The global prevalence of neurodegenerative diseases, such as Alzheimer’s, Parkinson’s and ALS, is increasing due to an aging population and longer life expectancy in most parts of the world.
Alzheimer’s is the most prevalent neurodegenerative disease, with an estimated 6.7 million Americans aged 65 and older living with the condition, according to the Alzheimer’s Association. Nearly 1 million Americans live with Parkinson’s, according to the Parkinson’s Foundation. More than 31,000 Americans have been diagnosed with ALS, according to 2017 statistics from the Centers for Disease Control and Prevention.
“Treatments for Parkinson’s, Alzheimer’s and ALS are largely focused on symptom management, making it urgent to identify disease-modifying therapies,” Dr. Racette says.
Pharmaceutical treatments can emerge through the synthesis of new drugs or the repurposing of existing drugs. The latter approach is cost-effective as FDA-approved medications typically have well-established pharmacokinetic and safety profiles.

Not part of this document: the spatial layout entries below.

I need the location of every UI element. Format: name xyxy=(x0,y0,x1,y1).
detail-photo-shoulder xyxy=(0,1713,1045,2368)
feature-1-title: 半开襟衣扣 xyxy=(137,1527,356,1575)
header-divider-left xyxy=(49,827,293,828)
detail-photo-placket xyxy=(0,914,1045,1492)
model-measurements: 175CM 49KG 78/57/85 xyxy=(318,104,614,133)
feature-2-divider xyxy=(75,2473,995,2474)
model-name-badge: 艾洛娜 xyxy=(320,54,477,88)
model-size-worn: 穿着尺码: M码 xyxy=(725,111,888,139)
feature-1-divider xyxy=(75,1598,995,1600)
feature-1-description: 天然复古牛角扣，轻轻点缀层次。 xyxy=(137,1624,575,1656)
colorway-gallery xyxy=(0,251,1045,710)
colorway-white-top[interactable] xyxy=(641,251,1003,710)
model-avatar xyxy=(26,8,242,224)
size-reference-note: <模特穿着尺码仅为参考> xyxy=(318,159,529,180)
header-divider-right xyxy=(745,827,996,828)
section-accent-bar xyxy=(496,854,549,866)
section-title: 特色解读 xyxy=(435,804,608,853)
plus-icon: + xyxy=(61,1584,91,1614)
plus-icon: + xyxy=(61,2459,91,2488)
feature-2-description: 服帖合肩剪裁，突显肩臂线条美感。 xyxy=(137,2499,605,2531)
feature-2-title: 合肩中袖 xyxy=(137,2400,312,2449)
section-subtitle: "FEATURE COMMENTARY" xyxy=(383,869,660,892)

The researchers hypothesized that the three neurodegenerative diseases share some common neurodegenerative mechanisms.
To identify patients for the study, the researchers used a large, population-based administrative claims data set of U.S. Medicare beneficiaries from 2006-2007, including Part D pharmacy claims,– to identify prescription drugs associated with a lower risk of Parkinson’s, Alzheimer’s or ALS. To maximize their ability to identify potentially beneficial drugs, they screened medications according to their biological targets and pharmacological actions on those targets, rather than as individual drugs.
The study, which was co-authored by researchers at Barrow, the Washington University School of Medicine and University of Witwatersrand, was published in The Public Library of Science ONE on May 17.